Con Tarnas y con Hillman podemos sugerir un axioma: el cosmos es la psique externa; la psique es el cosmos interno. En este breve podcast de Cadena Áurea,
el filósofo Ernesto Priani comenta sobre la frase de Tarnas y llama a
considerar esta posibilidad, sobre todo a través de la imaginación, que
parece articular el mundo intelectual cósmico con el mundo de los
sentidos, vincula y sirve de interfase entre las ideas y los procesos
creativos y la psique humana.
Nuestra
conciencia fragmentaria tiende a querer ubicar y restringir las cosas a
un espacio cerrado, separado del mundo. Hablamos de un asiento de la
conciencia, de una ubicación específica del alma, de una reducida
geografía de la razón, pero, ¿no sería concebible que la inteligencia
estuviera en todas partes, que su causa y origen sea el espacio mismo,
la totalidad implicada, el océano emergente, lo que los físicos llaman
la espuma cuántica o esa energía del punto cero cuyas fluctuaciones
cuánticas podrían ser la elusiva sustancia de la conciencia en su paso hacia la materia? La conciencia como ese “círculo cuyo centro está en todas partes y su circunferencia en ninguna”, como dijera Nicolás de Cusa. A lo que comenta Federico González:
Cualquier
punto de la circunferencia, al transformarse en centro, todo lo abarca.
Y cualquier punto de este círculo, o sistema, lleva en forma inherente,
constitutiva, esa misma posibilidad. La unión de contrarios ha dado
lugar a la simultaneidad de lo que ya no se diferencia. Todo está en
todo, y todo en uno.
Por último, parece apropiado –como un anillo (de Mercurio) en el dedo– citar el Poimandres, el texto nodal del Corpus Hermeticum (versión de Xavier Renau). Hermes Trismegisto narra la visión que le provocó Poimandres, el pastor de hombres, el Logos:
Poimandres me preguntó entonces: “Has comprendido lo que significa esta visión?”.

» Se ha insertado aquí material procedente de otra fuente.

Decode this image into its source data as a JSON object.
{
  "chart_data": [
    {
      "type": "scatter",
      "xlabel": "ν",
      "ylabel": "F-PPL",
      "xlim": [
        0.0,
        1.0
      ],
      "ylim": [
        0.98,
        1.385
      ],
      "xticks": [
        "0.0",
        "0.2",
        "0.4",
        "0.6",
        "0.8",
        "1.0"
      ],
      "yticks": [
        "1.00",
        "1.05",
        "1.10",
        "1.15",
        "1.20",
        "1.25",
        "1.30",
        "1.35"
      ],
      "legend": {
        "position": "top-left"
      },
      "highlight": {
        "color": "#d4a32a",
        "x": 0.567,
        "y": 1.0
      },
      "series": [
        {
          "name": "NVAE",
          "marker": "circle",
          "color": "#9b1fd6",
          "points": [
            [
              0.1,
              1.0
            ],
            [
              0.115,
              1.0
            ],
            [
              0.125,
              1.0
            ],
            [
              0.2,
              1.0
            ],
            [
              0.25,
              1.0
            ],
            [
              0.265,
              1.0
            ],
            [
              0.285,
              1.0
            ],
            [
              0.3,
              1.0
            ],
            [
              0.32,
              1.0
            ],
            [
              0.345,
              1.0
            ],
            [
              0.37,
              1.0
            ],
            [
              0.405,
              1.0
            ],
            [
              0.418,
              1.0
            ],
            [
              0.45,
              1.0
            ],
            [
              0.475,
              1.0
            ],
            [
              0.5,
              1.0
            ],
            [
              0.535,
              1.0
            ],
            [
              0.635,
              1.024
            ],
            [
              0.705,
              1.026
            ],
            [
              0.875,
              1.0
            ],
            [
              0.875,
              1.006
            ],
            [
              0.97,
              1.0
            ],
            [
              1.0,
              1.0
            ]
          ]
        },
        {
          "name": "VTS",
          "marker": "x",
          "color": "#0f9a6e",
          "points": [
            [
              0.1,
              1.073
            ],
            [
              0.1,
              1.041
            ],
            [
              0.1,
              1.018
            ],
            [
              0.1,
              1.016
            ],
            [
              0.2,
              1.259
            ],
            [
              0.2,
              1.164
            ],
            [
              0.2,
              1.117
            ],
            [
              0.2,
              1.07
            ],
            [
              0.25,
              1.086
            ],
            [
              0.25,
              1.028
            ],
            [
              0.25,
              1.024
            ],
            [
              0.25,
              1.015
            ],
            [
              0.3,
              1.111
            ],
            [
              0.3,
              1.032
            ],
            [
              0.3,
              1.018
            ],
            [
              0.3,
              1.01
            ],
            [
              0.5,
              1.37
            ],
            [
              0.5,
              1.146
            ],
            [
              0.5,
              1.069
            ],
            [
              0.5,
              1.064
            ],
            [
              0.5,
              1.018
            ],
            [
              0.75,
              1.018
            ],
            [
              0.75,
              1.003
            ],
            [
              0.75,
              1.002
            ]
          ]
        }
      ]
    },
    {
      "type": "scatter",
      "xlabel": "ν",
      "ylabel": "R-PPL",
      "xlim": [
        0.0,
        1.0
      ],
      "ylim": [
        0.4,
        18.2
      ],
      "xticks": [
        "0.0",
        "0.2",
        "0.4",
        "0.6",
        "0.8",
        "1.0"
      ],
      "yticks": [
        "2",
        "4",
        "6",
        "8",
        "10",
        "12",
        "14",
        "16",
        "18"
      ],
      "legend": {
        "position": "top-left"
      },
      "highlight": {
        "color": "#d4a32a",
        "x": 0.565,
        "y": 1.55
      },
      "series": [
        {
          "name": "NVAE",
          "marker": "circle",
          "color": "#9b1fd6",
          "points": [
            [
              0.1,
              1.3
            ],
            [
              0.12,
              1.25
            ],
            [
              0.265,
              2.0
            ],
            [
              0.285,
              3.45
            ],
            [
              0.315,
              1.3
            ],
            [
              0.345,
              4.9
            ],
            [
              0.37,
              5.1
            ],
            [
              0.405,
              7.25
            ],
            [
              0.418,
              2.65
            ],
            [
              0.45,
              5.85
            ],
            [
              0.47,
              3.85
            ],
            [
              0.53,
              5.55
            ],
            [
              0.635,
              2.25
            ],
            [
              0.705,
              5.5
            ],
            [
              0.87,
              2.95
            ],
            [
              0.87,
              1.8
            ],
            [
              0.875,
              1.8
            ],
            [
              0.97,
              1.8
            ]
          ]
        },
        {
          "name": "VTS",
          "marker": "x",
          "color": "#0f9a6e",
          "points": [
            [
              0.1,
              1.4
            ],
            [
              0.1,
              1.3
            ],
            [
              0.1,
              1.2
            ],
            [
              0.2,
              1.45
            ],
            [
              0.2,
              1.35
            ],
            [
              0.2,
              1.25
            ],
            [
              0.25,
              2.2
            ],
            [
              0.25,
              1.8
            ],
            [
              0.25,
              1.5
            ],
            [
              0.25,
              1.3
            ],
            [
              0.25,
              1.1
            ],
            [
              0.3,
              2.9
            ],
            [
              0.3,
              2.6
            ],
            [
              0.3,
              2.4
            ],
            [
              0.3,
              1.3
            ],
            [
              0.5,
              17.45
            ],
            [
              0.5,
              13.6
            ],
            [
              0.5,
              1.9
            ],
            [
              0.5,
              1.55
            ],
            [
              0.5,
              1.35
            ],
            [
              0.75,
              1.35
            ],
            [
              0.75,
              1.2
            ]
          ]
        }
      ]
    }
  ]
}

“Llegaré a comprenderla”, respondí.
“Pues
escucha”, siguió,”aquella luz soy yo, el Pensamiento, tu Dios, el que
existe antes de la naturaleza húmeda surgida de la oscuridad, y la
luminosa Palabra surgida del Pensamiento es el Hijo de Dios”.
“¿Cómo puedo entender eso?”, pregunté.
“Considéralo
de este modo: lo que en ti ve y oye es la palabra del Señor, y tu
pensamiento es Dios padre. Son indisociables uno de otro y su unión es
la vida”.
“Te estoy agradecido”, le dije.
“Centra, pues, tu atención en esa luz y accede así a su conocimiento”.
En
otras palabras la visión de Hermes de la Luz del Logos, del Dragón de
la Inteligencia, es la visión de su propia inteligencia, de su propia
razón que se mueve en el espacio, hacia la creación, hacia la vida,
hacia la Tierra. Y toda luz que ilumina es esa misma primera luz que
dividió las aguas, esa misma palabra creadora. Todo conocimiento es
autoconocimiento. No hay dos yos en el universo. La división entre sujeto y objeto es una ilusión temporal.
El filósofo hermético francés Rene Schwaller de Lubicz explica:
Llamó
a esta forma “conocimiento innato”; corresponde a una cierta manera de
ver que tenían los antiguos filósofos griegos, particularmente Herón de
Alejandría. Reconocían que inscrito en el alma estaba el conocimiento
universal que el objeto exterior despierta a través de los sentidos.
Quizás
los mejores y más impersonales de nuestros pensamientos piensan con la
mente universal. Quizás está al alcance de nosotros, en la profundidad
más íntima de nuestra identidad, la herramienta del nous
divino. Y tal vez algún día descubramos que siempre habíamos tenido los
más potentes telescopios y microscopios en nuestra intuición y en
nuestra imaginación, y podremos ver no sólo las estrellas y las galaxias
a distancias astronómicas, sino las leyes y las esencias de las
estrellas y los hombres y la gran red de analogías que los une.